Howdy, Stranger!

It looks like you're new here. If you want to get involved, click one of these buttons!

Codea app performance on iPad Pro 3rd Generation worse than on older model

in Bugs Posts: 5

I’ve just configured a new 3rd generation iPad Pro 11’ (1TB storage, 16 GB RAM) with Codea and am running an app I’ve previously developed that calculates and renders a full screen’s worth or small voronoi polygons (heavy on the floating point math) and notice that it runs SO MUCH SLOWER than the same exact code did on a 1st generation iPad Pro 11’ (256GB storage, 4GB RAM). Does anyone have any insights into what’s going on here?

Comments

  • Posts: 128

    Wow, @rvmott, you’ve got a super new iPad! I’ve got the the lower line version of your pair (original 9.5 iPad Pro and more recently the 8GB 11 iPad Pro), and 3D models consistently seem to render much faster on my new iPad Pro. If you post the code you are testing, I’d be happy to compare the speeds of rendering on my pair if that helps.

  • Posts: 2,689

    @rvmott - not sure which gen is metal, but if you have a metal system perhaps the need to convert from old to new graphically is slowing the process.

  • Posts: 5

    Voronoi code posted here. Curious if anyone else experiences the same problem.
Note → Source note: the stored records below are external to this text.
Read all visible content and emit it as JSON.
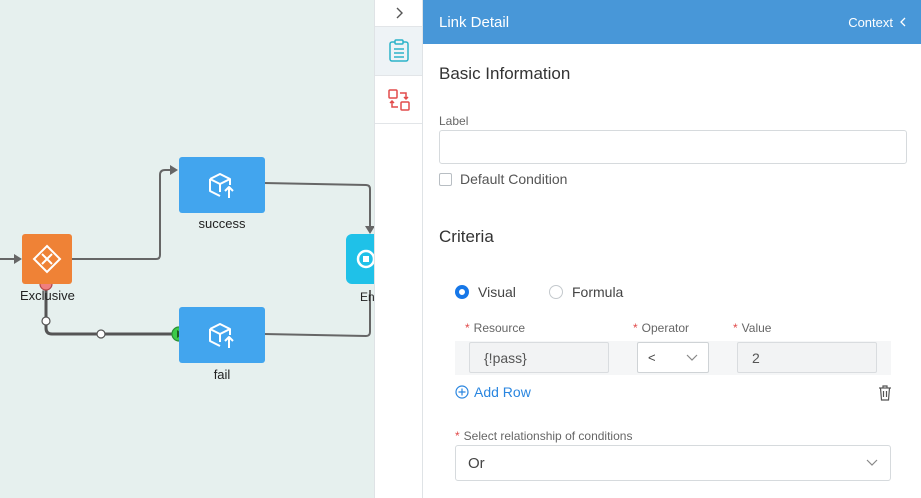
{
  "canvas": {
    "nodes": {
      "success_label": "success",
      "fail_label": "fail",
      "gateway_label": "Exclusive",
      "end_label": "En"
    }
  },
  "toolbar": {
    "collapse_icon": "chevron-right-icon",
    "properties_icon": "clipboard-list-icon",
    "swap_icon": "swap-icon"
  },
  "panel": {
    "title": "Link Detail",
    "context_label": "Context",
    "basic": {
      "heading": "Basic Information",
      "label_field_label": "Label",
      "label_value": "",
      "default_condition_label": "Default Condition"
    },
    "criteria": {
      "heading": "Criteria",
      "mode_visual": "Visual",
      "mode_formula": "Formula",
      "selected_mode": "Visual",
      "col_resource": "Resource",
      "col_operator": "Operator",
      "col_value": "Value",
      "required_marker": "*",
      "row": {
        "resource": "{!pass}",
        "operator": "<",
        "value": "2"
      },
      "add_row_label": "Add Row",
      "relationship_label": "Select relationship of conditions",
      "relationship_value": "Or"
    },
    "colors": {
      "header": "#4897d8",
      "accent": "#1677e8",
      "task": "#42a5ee",
      "gateway": "#ef8236",
      "end": "#1fc1e8"
    }
  }
}
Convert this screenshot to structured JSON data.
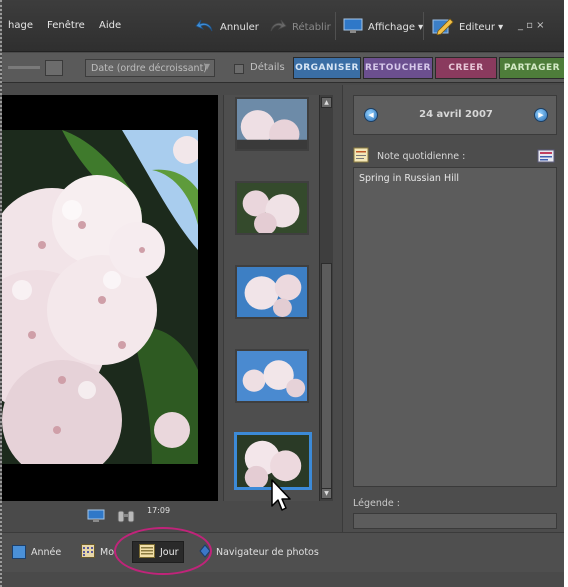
{
  "menu": {
    "items": [
      "hage",
      "Fenêtre",
      "Aide"
    ]
  },
  "toolbar": {
    "undo_label": "Annuler",
    "redo_label": "Rétablir",
    "view_label": "Affichage ▾",
    "editor_label": "Editeur ▾",
    "window_controls": "_ ▫ ×"
  },
  "bar2": {
    "sort_value": "Date (ordre décroissant)",
    "details_label": "Détails",
    "details_checked": false
  },
  "tabs": [
    {
      "label": "ORGANISER",
      "color": "#3a6ea5",
      "text": "#d8e6f5"
    },
    {
      "label": "RETOUCHER",
      "color": "#6b4f8f",
      "text": "#d6c8ea"
    },
    {
      "label": "CREER",
      "color": "#8a3a5e",
      "text": "#e8c7d7"
    },
    {
      "label": "PARTAGER",
      "color": "#4e7d3a",
      "text": "#d5ebc8"
    }
  ],
  "status": {
    "time": "17:09"
  },
  "right_panel": {
    "date": "24 avril 2007",
    "note_label": "Note quotidienne :",
    "note_text": "Spring in Russian Hill",
    "legend_label": "Légende :"
  },
  "bottom_bar": {
    "year_label": "Année",
    "month_label": "Mo",
    "day_label": "Jour",
    "navigator_label": "Navigateur de photos"
  },
  "colors": {
    "accent_blue": "#3c8ad8",
    "highlight_ring": "#c0247a"
  }
}
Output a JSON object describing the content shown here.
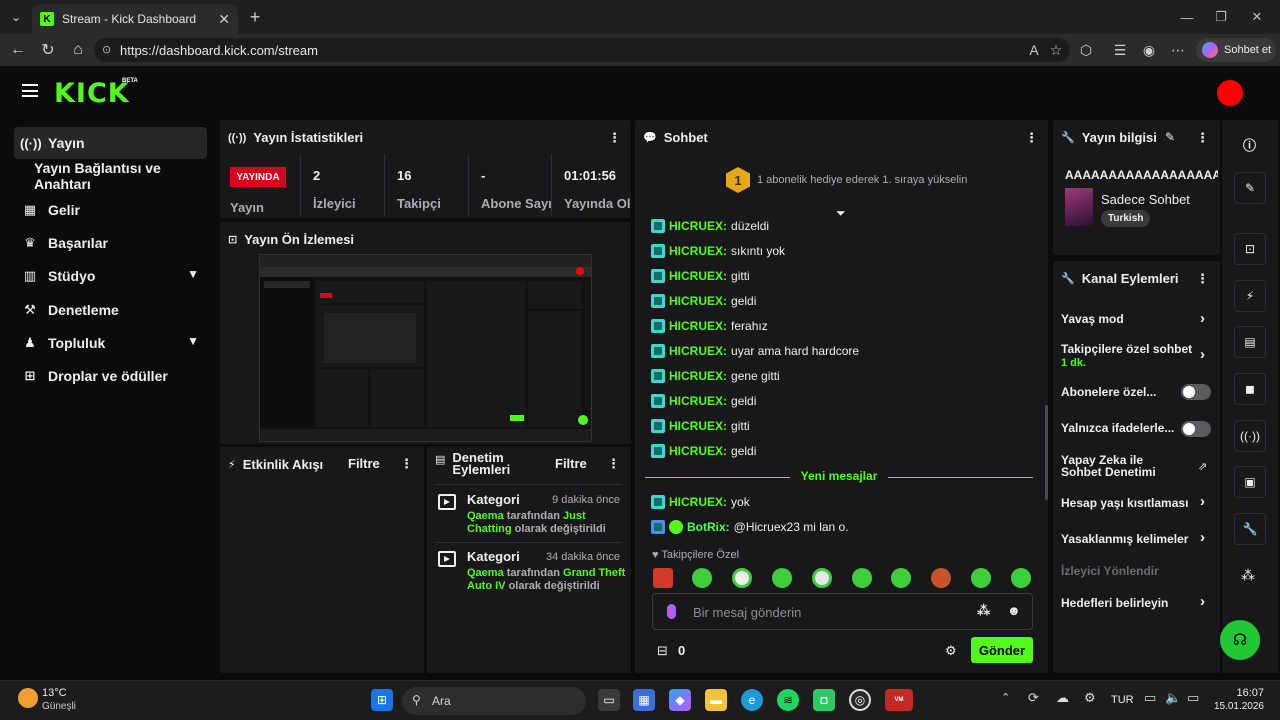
{
  "browser": {
    "tab_title": "Stream - Kick Dashboard",
    "url": "https://dashboard.kick.com/stream",
    "copilot_label": "Sohbet et"
  },
  "app": {
    "logo": "KICK",
    "beta": "BETA",
    "accent": "#53fc18",
    "live_color": "#d9001e"
  },
  "sidebar": {
    "items": [
      {
        "label": "Yayın",
        "icon": "broadcast-icon"
      },
      {
        "label": "Yayın Bağlantısı ve Anahtarı",
        "icon": ""
      },
      {
        "label": "Gelir",
        "icon": "revenue-icon"
      },
      {
        "label": "Başarılar",
        "icon": "trophy-icon"
      },
      {
        "label": "Stüdyo",
        "icon": "studio-icon"
      },
      {
        "label": "Denetleme",
        "icon": "moderation-icon"
      },
      {
        "label": "Topluluk",
        "icon": "community-icon"
      },
      {
        "label": "Droplar ve ödüller",
        "icon": "drops-icon"
      }
    ]
  },
  "stats": {
    "title": "Yayın İstatistikleri",
    "live_badge": "YAYINDA",
    "live_label": "Yayın",
    "items": [
      {
        "value": "2",
        "label": "İzleyici"
      },
      {
        "value": "16",
        "label": "Takipçi"
      },
      {
        "value": "-",
        "label": "Abone Sayısı"
      },
      {
        "value": "01:01:56",
        "label": "Yayında Olduğu"
      }
    ]
  },
  "preview": {
    "title": "Yayın Ön İzlemesi"
  },
  "activity": {
    "title": "Etkinlik Akışı",
    "filter": "Filtre"
  },
  "moderation": {
    "title": "Denetim Eylemleri",
    "filter": "Filtre",
    "events": [
      {
        "type": "Kategori",
        "time": "9 dakika önce",
        "user": "Qaema",
        "mid": "tarafından",
        "target": "Just Chatting",
        "tail": "olarak değiştirildi"
      },
      {
        "type": "Kategori",
        "time": "34 dakika önce",
        "user": "Qaema",
        "mid": "tarafından",
        "target": "Grand Theft Auto IV",
        "tail": "olarak değiştirildi"
      }
    ]
  },
  "chat": {
    "title": "Sohbet",
    "gift_rank": "1",
    "gift_text": "1 abonelik hediye ederek 1. sıraya yükselin",
    "messages": [
      {
        "user": "HICRUEX:",
        "text": "düzeldi"
      },
      {
        "user": "HICRUEX:",
        "text": "sıkıntı yok"
      },
      {
        "user": "HICRUEX:",
        "text": "gitti"
      },
      {
        "user": "HICRUEX:",
        "text": "geldi"
      },
      {
        "user": "HICRUEX:",
        "text": "ferahız"
      },
      {
        "user": "HICRUEX:",
        "text": "uyar ama hard hardcore"
      },
      {
        "user": "HICRUEX:",
        "text": "gene gitti"
      },
      {
        "user": "HICRUEX:",
        "text": "geldi"
      },
      {
        "user": "HICRUEX:",
        "text": "gitti"
      },
      {
        "user": "HICRUEX:",
        "text": "geldi"
      }
    ],
    "new_messages_label": "Yeni mesajlar",
    "new_messages": [
      {
        "user": "HICRUEX:",
        "text": "yok"
      },
      {
        "user": "BotRix:",
        "text": "@Hicruex23 mi lan o."
      }
    ],
    "followers_only": "Takipçilere Özel",
    "input_placeholder": "Bir mesaj gönderin",
    "points": "0",
    "send_label": "Gönder"
  },
  "stream_info": {
    "title": "Yayın bilgisi",
    "stream_title": "AAAAAAAAAAAAAAAAAA",
    "category": "Sadece Sohbet",
    "language": "Turkish"
  },
  "channel_actions": {
    "title": "Kanal Eylemleri",
    "items": [
      {
        "label": "Yavaş mod",
        "control": "arrow"
      },
      {
        "label": "Takipçilere özel sohbet",
        "sub": "1 dk.",
        "control": "arrow"
      },
      {
        "label": "Abonelere özel...",
        "control": "toggle"
      },
      {
        "label": "Yalnızca ifadelerle...",
        "control": "toggle"
      },
      {
        "label": "Yapay Zeka ile Sohbet Denetimi",
        "control": "external"
      },
      {
        "label": "Hesap yaşı kısıtlaması",
        "control": "arrow"
      },
      {
        "label": "Yasaklanmış kelimeler",
        "control": "arrow"
      },
      {
        "label": "İzleyici Yönlendir",
        "control": "none"
      },
      {
        "label": "Hedefleri belirleyin",
        "control": "arrow"
      }
    ]
  },
  "taskbar": {
    "weather_temp": "13°C",
    "weather_desc": "Güneşli",
    "search_label": "Ara",
    "lang": "TUR",
    "time": "16:07",
    "date": "15.01.2026"
  }
}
  • edited April 30 Posts: 308

    how much slower is slower? it renders for me in about 1-2 minutes

    one thing to keep in mind is the pixel count is much higher in newer models so the use of HEIGHT and WIDTH will be different, probably making your loops much longer; actually never mind, the 1st gen ipad pro has the same resolution

  • Posts: 5

    Thanks everyone for your feedback on this so far. The code runs to completion in about 17 seconds on my 1st generation device, but takes around 47 seconds to complete on the newest, 3rd generation device.

  • dave1707dave1707 Mod
    edited April 30 Posts: 9,977

    I tried it on my iPads. Is there any way to set the size so it can be the same on different devices. That way it would be a better speed comparison.

    PS. It also cancelled on the air 4 when it should have completed.

    iPad Pro 1 54 sec.
    iPad Air 3 23 sec.
    iPad Air 4 69 sec.

  • Posts: 128

    @rvmott, similar outcome for me:
    iPad Pro (new 3rd gen 11 inch 8GB, iOS 15.4): 48 sec
    IPad Pro (original 9.7 inch, iOS 15): 24 sec
    (Original iPad slightly smaller resolution but wouldn’t think should make that much difference).
    That is strange— not sure if everyone is comparing same iOS to iOS (in case that is a confounding variable).

  • Posts: 5

    Thanks @SugarRay for running the same tests on your devices!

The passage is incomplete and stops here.